We will begin by setting up a basic neural network model, define the [loss function](https://pytorch.org/docs/stable/nn.html#loss-functions), and then proceed with training the network on a dataset. As we go, we'll manually implement essential components such as forward passes, backpropagation, and weight updates with [optimizer](https://pytorch.org/docs/stable/optim.html).

In [179]:
# Define loss function and optimizer

net = SimpleNet(input_dim=2, output_dim=1, hidden_dim=4)

criterion = nn.MSELoss()
optimizer = optim.SGD(net.parameters(), lr=0.01)

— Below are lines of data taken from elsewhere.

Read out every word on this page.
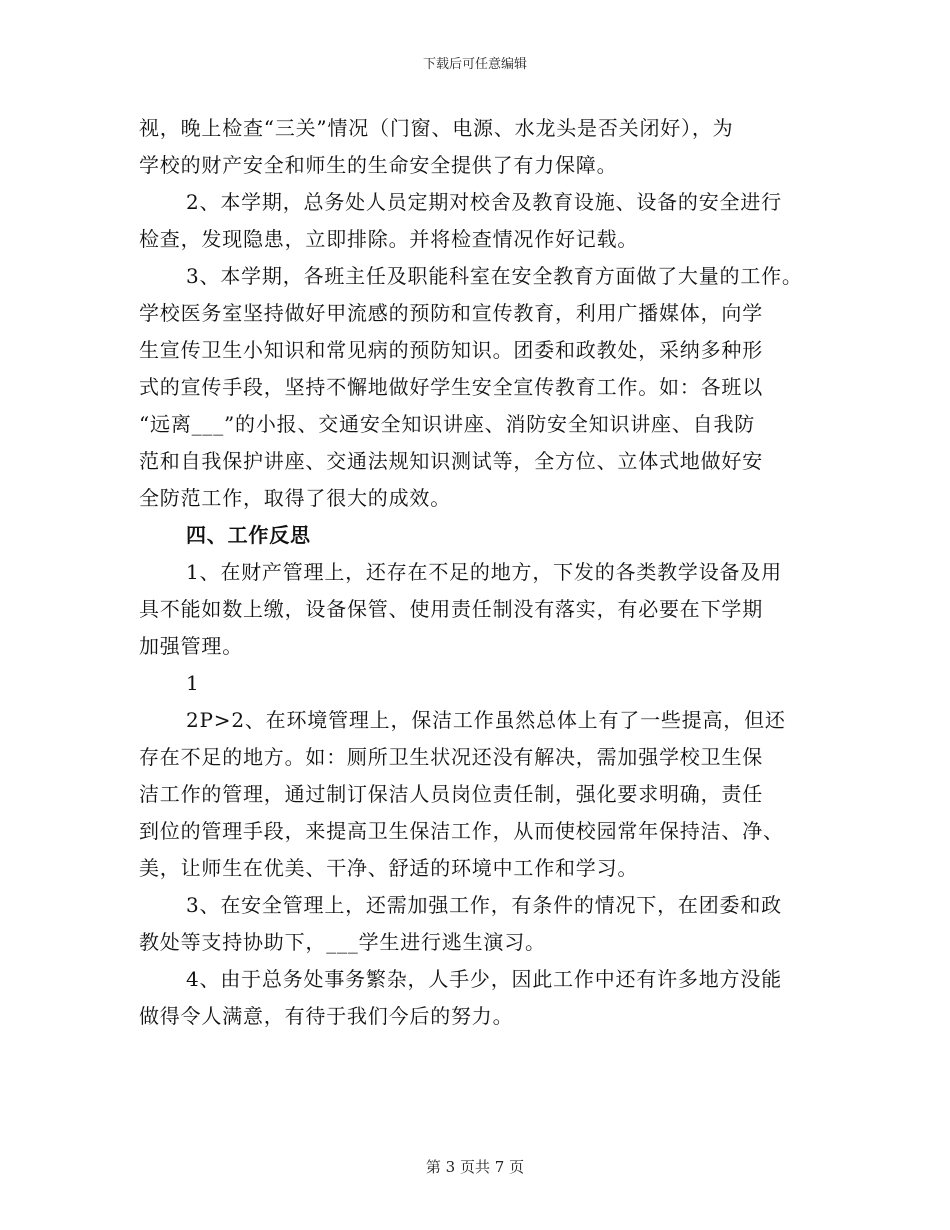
下载后可任意编辑
视，晚上检查“三关”情况（门窗、电源、水龙头是否关闭好），为
学校的财产安全和师生的生命安全提供了有力保障。
2、本学期，总务处人员定期对校舍及教育设施、设备的安全进行
检查，发现隐患，立即排除。并将检查情况作好记载。
3、本学期，各班主任及职能科室在安全教育方面做了大量的工作。
学校医务室坚持做好甲流感的预防和宣传教育，利用广播媒体，向学
生宣传卫生小知识和常见病的预防知识。团委和政教处，采纳多种形
式的宣传手段，坚持不懈地做好学生安全宣传教育工作。如：各班以
“远离___”的小报、交通安全知识讲座、消防安全知识讲座、自我防
范和自我保护讲座、交通法规知识测试等，全方位、立体式地做好安
全防范工作，取得了很大的成效。
四、工作反思
1、在财产管理上，还存在不足的地方，下发的各类教学设备及用
具不能如数上缴，设备保管、使用责任制没有落实，有必要在下学期
加强管理。
1
2P>2、在环境管理上，保洁工作虽然总体上有了一些提高，但还
存在不足的地方。如：厕所卫生状况还没有解决，需加强学校卫生保
洁工作的管理，通过制订保洁人员岗位责任制，强化要求明确，责任
到位的管理手段，来提高卫生保洁工作，从而使校园常年保持洁、净、
美，让师生在优美、干净、舒适的环境中工作和学习。
3、在安全管理上，还需加强工作，有条件的情况下，在团委和政
教处等支持协助下，___学生进行逃生演习。
4、由于总务处事务繁杂，人手少，因此工作中还有许多地方没能
做得令人满意，有待于我们今后的努力。
第 3 页共 7 页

# Train the network to understand if the input is positive or negative

train_dataset = [
    (torch.tensor([1.0, 2.0]), torch.tensor([1.0])),
    (torch.tensor([-3.0, -4.0]), torch.tensor([0.0])),
    (torch.tensor([5.0, 6.0]), torch.tensor([1.0])),
    (torch.tensor([-5.0, -6.0]), torch.tensor([0.0])),
]

NUM_EPOCHS = 5

In [180]:
# !!!!!!!!!!! comandi per addestramento di una rete !!!!!!!!!!!!!!!
for epoch in range(NUM_EPOCHS):
    for tensor, target in train_dataset:net.train
    net.train()
    output = net(tensor)
    loss = criterion(output, target)

    optimizer.zero_grad()
    loss.backward()
    optimizer.step()

    print(f"Epoch {epoch+1}, Loss: {round(loss.item(), 4)}")

Epoch 1, Loss: 1.1193
Epoch 2, Loss: 0.0009
Epoch 3, Loss: 0.0
Epoch 4, Loss: 0.0
Epoch 5, Loss: 0.0


## **PyTorch vs. TensorFlow/Keras**


| Feature               | PyTorch                                    | TensorFlow/Keras                          |
|-----------------------|--------------------------------------------|-------------------------------------------|
| **API Level**          | Low-level, very flexible                   | High-level (Keras) or low-level (TF core) |
| **Computation Graph**  | Dynamic (eager execution)                  | Dynamic (with TensorFlow 2.x)             |
| **Ease of Use**        | More manual, but powerful                  | Keras is very user-friendly               |
| **Community**          | Growing rapidly, dominant in research      | Strong support, widely adopted in industry|
| **Ecosystem**          | Fewer add-ons (though fast-growing)        | Large ecosystem (e.g., TensorFlow Hub)    |

<br>

## **Conclusion**

- PyTorch provides exceptional flexibility, making it a favorite for researchers.
- TensorFlow has a mature ecosystem, but PyTorch’s dynamic nature is great for debugging and custom models.
- Keras is best for beginners or when rapid prototyping is necessary.